Cheryl Yeoh started CityPockets from the hypothesis that people had trouble managing, keeping track of, and redeeming all the daily deals and coupons they purchased online. She interviewed customers to validate that indeed there was a need, but she wasn’t sure if her solution—an online wallet for all of these coupons—would bring the kind of value these customers needed. To validate her hypothesis, she launched an MVP version of CityPockets.com that featured only a front end. Building the back-end processing and integration she would need was going to be costly; she didn’t want to spend her money unless she was sure her customers would find her service valuable.

Instead of building a back end, Cheryl assigned a unique email address to each customer who signed up for the service. She instructed her customers to forward all of their coupon emails to that address. Behind the scenes, Cheryl was manually entering every coupon into a database. She set an arbitrary target outcome for herself: 500 emails a day. If customers were sending her 500 emails a day, she felt confident concluding there would be enough demand for the service to merit further investment. She would be ready at that point to build a back end to take over the processing.

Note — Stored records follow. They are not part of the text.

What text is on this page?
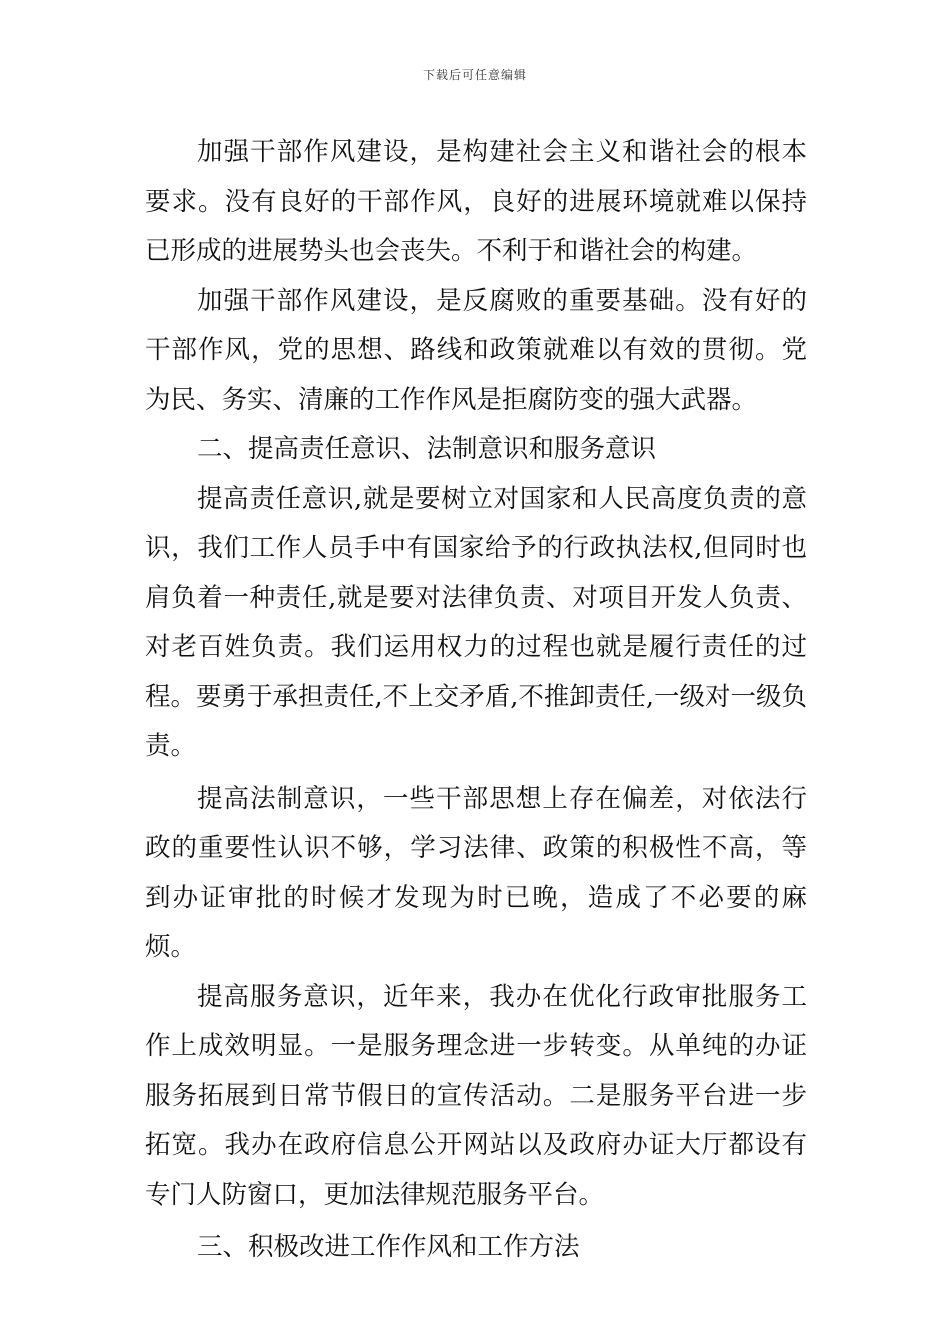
下载后可任意编辑

加强干部作风建设，是构建社会主义和谐社会的根本要求。没有良好的干部作风，良好的进展环境就难以保持已形成的进展势头也会丧失。不利于和谐社会的构建。

加强干部作风建设，是反腐败的重要基础。没有好的干部作风，党的思想、路线和政策就难以有效的贯彻。党为民、务实、清廉的工作作风是拒腐防变的强大武器。

二、提高责任意识、法制意识和服务意识

提高责任意识,就是要树立对国家和人民高度负责的意识，我们工作人员手中有国家给予的行政执法权,但同时也肩负着一种责任,就是要对法律负责、对项目开发人负责、对老百姓负责。我们运用权力的过程也就是履行责任的过程。要勇于承担责任,不上交矛盾,不推卸责任,一级对一级负责。

提高法制意识，一些干部思想上存在偏差，对依法行政的重要性认识不够，学习法律、政策的积极性不高，等到办证审批的时候才发现为时已晚，造成了不必要的麻烦。

提高服务意识，近年来，我办在优化行政审批服务工作上成效明显。一是服务理念进一步转变。从单纯的办证服务拓展到日常节假日的宣传活动。二是服务平台进一步拓宽。我办在政府信息公开网站以及政府办证大厅都设有专门人防窗口，更加法律规范服务平台。

三、积极改进工作作风和工作方法
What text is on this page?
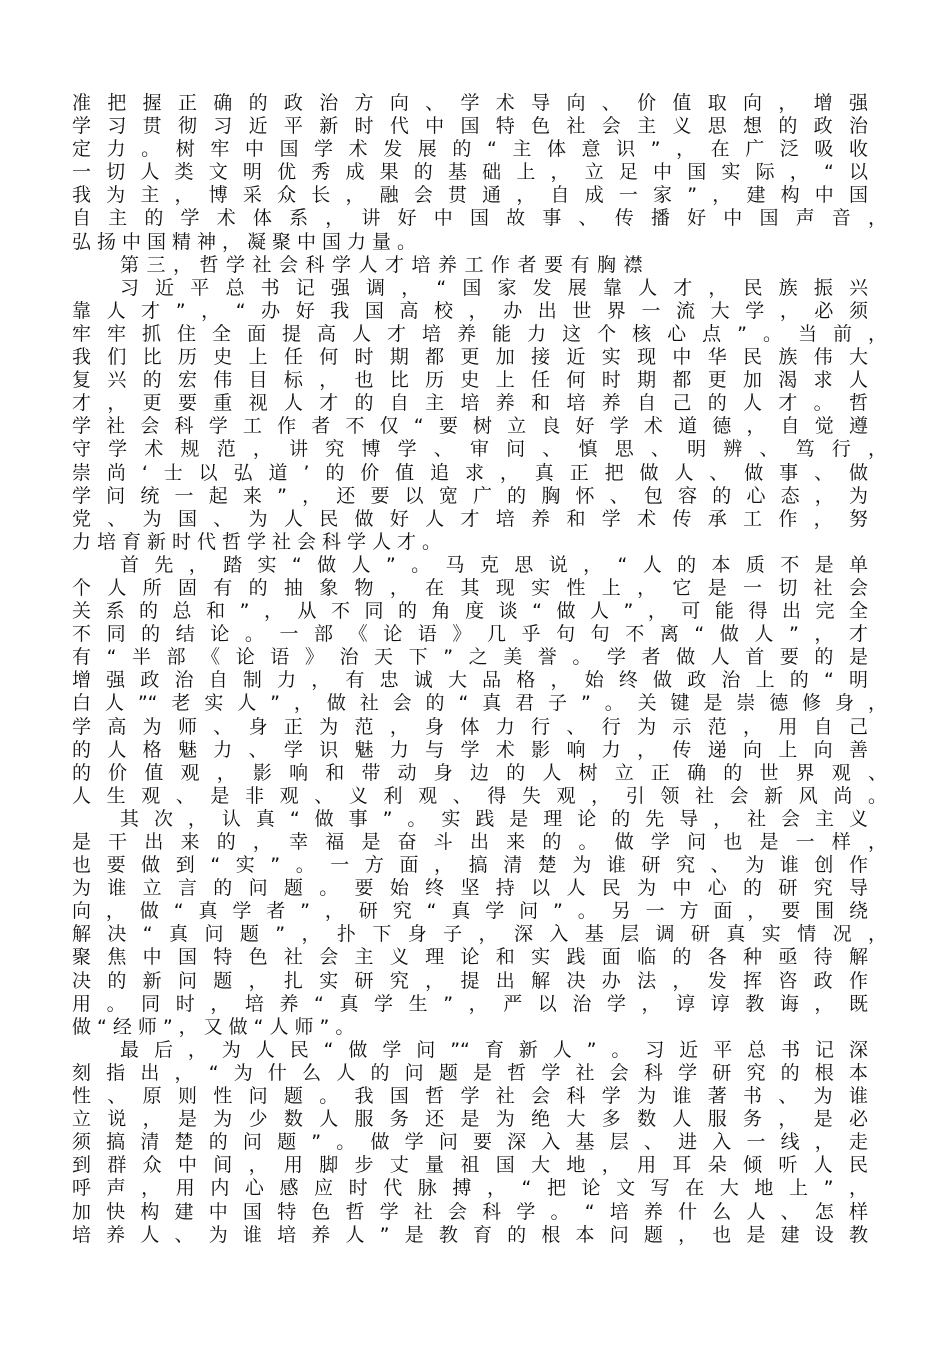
准把握正确的政治方向、学术导向、价值取向，增强
学习贯彻习近平新时代中国特色社会主义思想的政治
定力。树牢中国学术发展的“主体意识”，在广泛吸收
一切人类文明优秀成果的基础上，立足中国实际，“以
我为主，博采众长，融会贯通，自成一家”，建构中国
自主的学术体系，讲好中国故事、传播好中国声音，
弘扬中国精神，凝聚中国力量。
第三，哲学社会科学人才培养工作者要有胸襟
习近平总书记强调，“国家发展靠人才，民族振兴
靠人才”，“办好我国高校，办出世界一流大学，必须
牢牢抓住全面提高人才培养能力这个核心点”。当前，
我们比历史上任何时期都更加接近实现中华民族伟大
复兴的宏伟目标，也比历史上任何时期都更加渴求人
才，更要重视人才的自主培养和培养自己的人才。哲
学社会科学工作者不仅“要树立良好学术道德，自觉遵
守学术规范，讲究博学、审问、慎思、明辨、笃行，
崇尚‘士以弘道’的价值追求，真正把做人、做事、做
学问统一起来”，还要以宽广的胸怀、包容的心态，为
党、为国、为人民做好人才培养和学术传承工作，努
力培育新时代哲学社会科学人才。
首先，踏实“做人”。马克思说，“人的本质不是单
个人所固有的抽象物，在其现实性上，它是一切社会
关系的总和”，从不同的角度谈“做人”，可能得出完全
不同的结论。一部《论语》几乎句句不离“做人”，才
有“半部《论语》治天下”之美誉。学者做人首要的是
增强政治自制力，有忠诚大品格，始终做政治上的“明
白人”“老实人”，做社会的“真君子”。关键是崇德修身，
学高为师、身正为范，身体力行、行为示范，用自己
的人格魅力、学识魅力与学术影响力，传递向上向善
的价值观，影响和带动身边的人树立正确的世界观、
人生观、是非观、义利观、得失观，引领社会新风尚。
其次，认真“做事”。实践是理论的先导，社会主义
是干出来的，幸福是奋斗出来的。做学问也是一样，
也要做到“实”。一方面，搞清楚为谁研究、为谁创作
为谁立言的问题。要始终坚持以人民为中心的研究导
向，做“真学者”，研究“真学问”。另一方面，要围绕
解决“真问题”，扑下身子，深入基层调研真实情况，
聚焦中国特色社会主义理论和实践面临的各种亟待解
决的新问题，扎实研究，提出解决办法，发挥咨政作
用。同时，培养“真学生”，严以治学，谆谆教诲，既
做“经师”，又做“人师”。
最后，为人民“做学问”“育新人”。习近平总书记深
刻指出，“为什么人的问题是哲学社会科学研究的根本
性、原则性问题。我国哲学社会科学为谁著书、为谁
立说，是为少数人服务还是为绝大多数人服务，是必
须搞清楚的问题”。做学问要深入基层、进入一线，走
到群众中间，用脚步丈量祖国大地，用耳朵倾听人民
呼声，用内心感应时代脉搏，“把论文写在大地上”，
加快构建中国特色哲学社会科学。“培养什么人、怎样
培养人、为谁培养人”是教育的根本问题，也是建设教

This approach—though it involved some design and coding—left out the heavy lifting. Instead, it let Cheryl focus her investment on the smallest possible set of features she needed to support her learning. At the end of the day, this is the essence of the Lean UX approach. Design only what you need. Deliver it quickly. Create enough customer contact to get meaningful feedback fast.

Conclusion

In this chapter, we defined the Minimum Viable Product as the smallest thing you can make to learn whether your hypothesis is valid. In addition, we discussed the various forms an MVP can take, took a closer look at prototyping, and discussed tactics for learning that don’t require building prototypes.

In Chapter 6, we take a look at various types of research you can use to make sure that your designs are hitting the mark. We also take a look at how your team can make sense of all the feedback your research will generate.